Hence, the paradox of primordialism: with regards to preservation of threatened unique identities, essentialism may be ontologically empty whilst instrumentally necessary.

The Psychology Nexus

Even where the subject matter apparently intersects their disciplines, historians, sociologists and political scientists (this investigator included) generally pay insufficient attention to the findings of their colleagues in psychology. A "state of the art" glance there might therefore be salutary as we conclude this reflection on identities and identifications in the modern world.

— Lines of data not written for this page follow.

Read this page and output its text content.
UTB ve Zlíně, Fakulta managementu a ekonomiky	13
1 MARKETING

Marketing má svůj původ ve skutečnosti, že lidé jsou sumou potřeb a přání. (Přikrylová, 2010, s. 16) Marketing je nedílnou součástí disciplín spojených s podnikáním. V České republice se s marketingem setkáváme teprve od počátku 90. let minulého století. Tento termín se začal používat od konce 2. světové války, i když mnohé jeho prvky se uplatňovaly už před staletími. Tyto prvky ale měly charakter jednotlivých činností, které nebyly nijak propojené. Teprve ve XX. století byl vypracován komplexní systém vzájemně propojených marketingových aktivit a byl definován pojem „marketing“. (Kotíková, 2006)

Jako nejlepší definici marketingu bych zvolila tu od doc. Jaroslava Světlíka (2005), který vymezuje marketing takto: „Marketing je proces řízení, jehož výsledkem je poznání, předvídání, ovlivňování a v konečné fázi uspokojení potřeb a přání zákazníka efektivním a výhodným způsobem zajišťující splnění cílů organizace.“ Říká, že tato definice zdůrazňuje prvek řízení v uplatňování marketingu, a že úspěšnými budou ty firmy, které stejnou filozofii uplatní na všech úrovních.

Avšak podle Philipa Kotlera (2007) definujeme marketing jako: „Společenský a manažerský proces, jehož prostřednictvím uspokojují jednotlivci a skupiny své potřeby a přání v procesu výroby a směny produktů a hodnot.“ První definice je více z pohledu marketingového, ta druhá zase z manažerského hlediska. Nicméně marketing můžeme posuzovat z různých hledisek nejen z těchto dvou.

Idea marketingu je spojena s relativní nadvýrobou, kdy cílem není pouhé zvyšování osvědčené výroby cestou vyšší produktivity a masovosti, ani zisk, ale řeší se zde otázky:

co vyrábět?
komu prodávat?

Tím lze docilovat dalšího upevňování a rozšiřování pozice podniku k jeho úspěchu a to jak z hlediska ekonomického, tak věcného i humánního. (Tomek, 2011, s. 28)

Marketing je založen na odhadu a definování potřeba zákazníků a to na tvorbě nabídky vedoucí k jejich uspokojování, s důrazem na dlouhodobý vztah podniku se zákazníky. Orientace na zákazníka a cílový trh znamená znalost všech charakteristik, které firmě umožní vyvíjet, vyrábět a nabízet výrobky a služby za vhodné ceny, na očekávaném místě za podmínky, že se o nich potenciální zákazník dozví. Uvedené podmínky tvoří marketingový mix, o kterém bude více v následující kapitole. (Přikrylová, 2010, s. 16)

The 2000 edition of the Encyclopedia of Psychology1 contains separate articles for "Identity," "Ethnic Identity," "Racial Identity," and "Social Identity." It has no entry for national identity, however (except to refer the reader to contributions on "Political Leadership" and "National Characteristics"). Three major theoretical traditions are identified: 1) an Eriksonian intrapsychic approach, emphasizing definition and integration of aspects of the self; 2) a sociologically grounded school combining reference group theory, role theory and symbolic interaction; and 3) social identity theory, emphasizing in-group/out-group relations. Despite expectations that ethnic identity would become less prevalent on account of "mass communication and globalization," two factors have in fact made it more salient: increased migration and "the persistence of intergroup prejudice."

To a large extent, psychological investigations explore the dynamic interpersonal modalities by which individuals construct, preserve, and modify their identities vis-à-vis others. Rather than marvel at the maintenance of unique identities in the face of modernization, globalization, and "discourses of citizenship," psychologists would seem to wonder how social scientists could expect otherwise. What is needed, perhaps, is a closer synthesis of historical-cum-political explanations for identity formation with psychological ones. One fruitful (if vexing!) place to begin might be the psychological penchant for primordialist and essentialist thinking, however illegitimate this may appear, at first blush, to constructivist social scientists. (Suny may be pointing in a similar direction in his implicit endorsement of "the study of emotions and nationalism."2)


Notes

1. Published by Oxford University Press for the American Psychological Association. [Back to text.]